In preliminary work, we predicted and experimentally validated a model of the ETR1 TMD, characterized the ethylene binding site, generated an ETR1:Cu(I):ethylene TMD model, developed parameters of ethylene or 1-MCP binding to Cu(I) employing a bonded model, and performed all-atom MD simulations of the unbound, ethylene-bound, or 1-MCP-bound ETR1_TMD model.
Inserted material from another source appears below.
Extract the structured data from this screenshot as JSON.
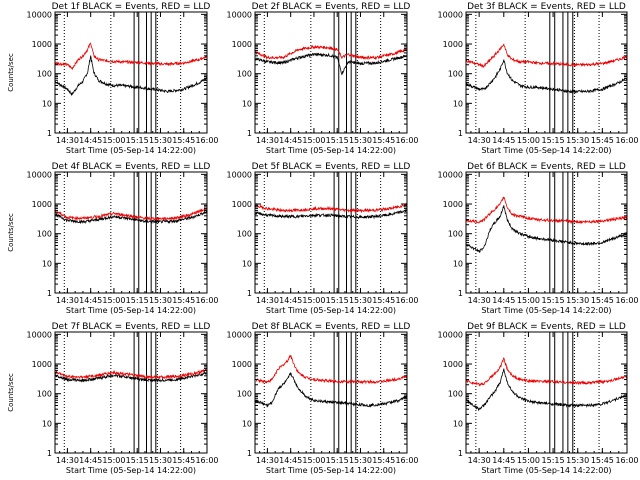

We now want to build upon these results and generate a full-length ETR1 structural model, to scrutinize how the ethylene signal is transduced throughout the receptor and investigate the structural dynamics of apo, ethylene-, and 1-MCP-bound ETR1 using molecular simulations in the JUWELS Booster module. The obtained data shall lead to experimentally testable hypotheses as to how ethylene binding causes conformational changes of ethylene receptors and how antagonists, such as 1‑MCP, can block ethylene activity. Our long-term perspective is that these studies will provide the basis for investigating more complex mechanisms of signaling and regulation of ethylene receptors.